There is not much in it: between a pulverised mountain and a pulverised heart. From the outset, they are both formidable. Immovable, unsurpassable, unassailable. Daunting. Although most do not realise the magnitude they are up against. In the effort to conquer another’s heart; 6,803.8855 kg of explosives dropped.
There are four chambers to the heart, two major passageways, and ventricles and countless veins and some arteries. There are a couple of tendons that are so strong and crucial that they lift the entire of that lump of muscle. And drop it too.
There is a brazen self-satisfaction in conquest. As any mountain climber who scales slopes and sees the world from a rare perspective knows, it is a perilous journey. Once you have surmounted your love, and planted your flag, you declare your dominion over this heart.
There in the Nangarhar province of Eastern Afghanistan lies the White Mountain. 50 km to the West is the Khyber Pass: a place of resistance against all invading forces. The Soviets in the 80s. The Americans and their bedfellows in the 00s. It is limestone and has a deluxe range of naturally formed homely caves on offer with spacious kitchens. Although, I have been informed it can get a bit on the dark side.

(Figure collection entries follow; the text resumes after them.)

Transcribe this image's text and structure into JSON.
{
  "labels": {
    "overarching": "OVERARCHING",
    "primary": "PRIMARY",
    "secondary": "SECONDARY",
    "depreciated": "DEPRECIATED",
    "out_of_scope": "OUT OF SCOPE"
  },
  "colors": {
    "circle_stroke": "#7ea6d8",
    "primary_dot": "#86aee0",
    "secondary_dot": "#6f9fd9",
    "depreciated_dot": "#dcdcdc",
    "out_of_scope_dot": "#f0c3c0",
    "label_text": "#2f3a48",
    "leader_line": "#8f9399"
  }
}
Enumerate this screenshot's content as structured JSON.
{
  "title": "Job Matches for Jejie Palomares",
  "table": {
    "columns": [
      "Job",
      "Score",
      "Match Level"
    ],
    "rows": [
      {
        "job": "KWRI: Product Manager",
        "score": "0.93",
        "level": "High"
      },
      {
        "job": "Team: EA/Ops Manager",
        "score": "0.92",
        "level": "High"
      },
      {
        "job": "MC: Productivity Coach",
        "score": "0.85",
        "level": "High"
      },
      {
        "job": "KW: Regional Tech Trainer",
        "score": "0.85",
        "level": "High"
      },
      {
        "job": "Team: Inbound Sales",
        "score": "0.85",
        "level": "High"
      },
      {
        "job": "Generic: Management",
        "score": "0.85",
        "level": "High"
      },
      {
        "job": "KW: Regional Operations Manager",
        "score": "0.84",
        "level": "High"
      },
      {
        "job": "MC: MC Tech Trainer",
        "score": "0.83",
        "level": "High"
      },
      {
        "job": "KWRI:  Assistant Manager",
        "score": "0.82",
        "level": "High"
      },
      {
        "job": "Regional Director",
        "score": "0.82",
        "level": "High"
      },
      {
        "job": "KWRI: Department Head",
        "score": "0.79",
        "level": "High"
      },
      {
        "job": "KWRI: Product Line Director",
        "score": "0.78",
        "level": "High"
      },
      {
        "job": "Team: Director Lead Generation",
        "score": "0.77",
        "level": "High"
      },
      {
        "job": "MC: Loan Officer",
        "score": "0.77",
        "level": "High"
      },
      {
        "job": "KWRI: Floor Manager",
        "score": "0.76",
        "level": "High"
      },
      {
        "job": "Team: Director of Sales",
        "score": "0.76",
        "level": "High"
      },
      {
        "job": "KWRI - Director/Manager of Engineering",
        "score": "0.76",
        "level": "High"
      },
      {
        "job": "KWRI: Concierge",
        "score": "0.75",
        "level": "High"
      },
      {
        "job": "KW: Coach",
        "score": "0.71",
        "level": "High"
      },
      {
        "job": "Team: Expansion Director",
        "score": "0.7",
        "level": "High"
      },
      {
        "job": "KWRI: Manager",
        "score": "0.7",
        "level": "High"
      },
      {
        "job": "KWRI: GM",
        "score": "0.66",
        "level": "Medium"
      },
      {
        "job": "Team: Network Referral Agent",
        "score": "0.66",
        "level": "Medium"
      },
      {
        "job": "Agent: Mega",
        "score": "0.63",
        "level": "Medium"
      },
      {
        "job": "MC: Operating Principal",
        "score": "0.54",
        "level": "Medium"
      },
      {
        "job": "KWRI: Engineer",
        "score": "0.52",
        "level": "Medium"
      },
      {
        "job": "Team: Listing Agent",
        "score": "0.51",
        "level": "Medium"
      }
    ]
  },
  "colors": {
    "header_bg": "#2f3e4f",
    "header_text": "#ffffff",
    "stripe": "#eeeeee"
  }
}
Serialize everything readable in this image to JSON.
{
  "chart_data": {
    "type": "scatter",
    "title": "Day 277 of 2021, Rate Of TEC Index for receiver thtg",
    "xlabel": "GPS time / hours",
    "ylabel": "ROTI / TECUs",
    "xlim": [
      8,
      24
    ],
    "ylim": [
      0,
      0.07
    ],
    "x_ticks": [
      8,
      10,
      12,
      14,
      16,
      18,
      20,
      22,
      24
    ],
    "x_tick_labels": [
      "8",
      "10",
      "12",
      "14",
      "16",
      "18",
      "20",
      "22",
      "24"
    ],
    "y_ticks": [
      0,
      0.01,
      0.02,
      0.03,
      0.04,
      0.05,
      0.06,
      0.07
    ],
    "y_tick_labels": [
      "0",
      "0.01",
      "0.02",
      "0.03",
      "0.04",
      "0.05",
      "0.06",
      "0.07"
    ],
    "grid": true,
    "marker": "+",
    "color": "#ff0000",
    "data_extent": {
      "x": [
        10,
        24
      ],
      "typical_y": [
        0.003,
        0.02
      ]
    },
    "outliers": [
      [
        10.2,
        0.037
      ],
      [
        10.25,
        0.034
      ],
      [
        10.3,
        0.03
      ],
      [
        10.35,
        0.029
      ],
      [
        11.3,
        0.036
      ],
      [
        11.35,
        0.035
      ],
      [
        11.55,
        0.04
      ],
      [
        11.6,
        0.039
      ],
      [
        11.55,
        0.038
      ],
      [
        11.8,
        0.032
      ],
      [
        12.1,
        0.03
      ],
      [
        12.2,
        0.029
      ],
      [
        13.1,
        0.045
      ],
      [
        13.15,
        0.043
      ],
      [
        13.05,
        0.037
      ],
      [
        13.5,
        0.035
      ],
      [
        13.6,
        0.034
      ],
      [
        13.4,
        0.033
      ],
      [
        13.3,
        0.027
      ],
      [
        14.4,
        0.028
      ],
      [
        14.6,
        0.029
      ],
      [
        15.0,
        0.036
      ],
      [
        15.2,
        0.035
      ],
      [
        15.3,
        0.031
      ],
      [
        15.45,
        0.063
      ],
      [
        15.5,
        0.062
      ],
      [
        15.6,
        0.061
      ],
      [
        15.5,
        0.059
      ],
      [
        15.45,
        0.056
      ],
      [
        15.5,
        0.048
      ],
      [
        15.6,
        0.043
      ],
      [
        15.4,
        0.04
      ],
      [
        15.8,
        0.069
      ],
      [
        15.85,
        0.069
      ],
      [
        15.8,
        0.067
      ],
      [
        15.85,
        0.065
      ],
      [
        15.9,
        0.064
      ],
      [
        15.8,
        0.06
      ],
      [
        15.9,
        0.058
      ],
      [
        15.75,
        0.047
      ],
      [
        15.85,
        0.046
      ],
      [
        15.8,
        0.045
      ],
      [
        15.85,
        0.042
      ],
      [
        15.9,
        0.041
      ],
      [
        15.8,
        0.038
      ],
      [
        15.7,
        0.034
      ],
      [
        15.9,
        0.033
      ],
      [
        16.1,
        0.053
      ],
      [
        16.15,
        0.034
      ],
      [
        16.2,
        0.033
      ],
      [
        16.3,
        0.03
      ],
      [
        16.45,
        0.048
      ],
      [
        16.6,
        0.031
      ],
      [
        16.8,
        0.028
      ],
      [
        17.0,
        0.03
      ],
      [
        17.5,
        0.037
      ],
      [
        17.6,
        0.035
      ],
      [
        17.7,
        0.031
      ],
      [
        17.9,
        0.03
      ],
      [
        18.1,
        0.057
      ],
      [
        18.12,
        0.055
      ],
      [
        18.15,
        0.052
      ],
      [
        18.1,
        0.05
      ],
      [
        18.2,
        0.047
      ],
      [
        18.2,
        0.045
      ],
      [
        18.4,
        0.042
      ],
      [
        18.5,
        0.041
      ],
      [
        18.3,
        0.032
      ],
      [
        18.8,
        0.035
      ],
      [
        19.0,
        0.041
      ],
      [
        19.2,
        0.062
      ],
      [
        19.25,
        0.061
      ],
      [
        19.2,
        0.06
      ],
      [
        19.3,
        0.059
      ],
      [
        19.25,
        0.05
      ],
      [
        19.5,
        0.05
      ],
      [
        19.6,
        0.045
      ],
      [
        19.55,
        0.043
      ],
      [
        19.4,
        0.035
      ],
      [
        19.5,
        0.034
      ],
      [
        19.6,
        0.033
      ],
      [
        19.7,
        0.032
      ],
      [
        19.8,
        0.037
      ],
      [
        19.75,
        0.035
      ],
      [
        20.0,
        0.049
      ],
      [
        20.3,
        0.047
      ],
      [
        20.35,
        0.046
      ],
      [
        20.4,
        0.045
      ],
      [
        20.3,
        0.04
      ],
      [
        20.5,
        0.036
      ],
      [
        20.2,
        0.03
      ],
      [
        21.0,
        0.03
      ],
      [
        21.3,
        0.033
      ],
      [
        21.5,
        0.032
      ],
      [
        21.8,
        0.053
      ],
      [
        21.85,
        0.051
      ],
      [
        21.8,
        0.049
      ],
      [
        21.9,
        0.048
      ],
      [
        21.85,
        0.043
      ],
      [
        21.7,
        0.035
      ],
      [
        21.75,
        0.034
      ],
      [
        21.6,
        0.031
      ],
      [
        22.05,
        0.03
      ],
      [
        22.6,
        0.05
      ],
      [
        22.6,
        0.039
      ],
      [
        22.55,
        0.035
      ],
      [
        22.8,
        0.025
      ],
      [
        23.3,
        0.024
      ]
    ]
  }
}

And what about inside, the slumbering caverns and chambers and caves. Who knows what you would find. What resistance, eking out a lean existence, waiting for an opportune moment to blow.
Reduce to fine particles.
Defeat utterly.
The shutter released and I knew the image was one that revealed defeat utterly. The limbs entwined and languid, exhausted from the battles of love and hate. There are dunes that appear as monumental as mountains. To have come back and stood on the precipice, my eyes cast on the horizon I knew so well. Reduced to fine particles of black dust. A dune. Unstable, the direction of the wind – the whim of it – deciding the shape of the horizon. I encounter you, but I am yet to meet the same person twice.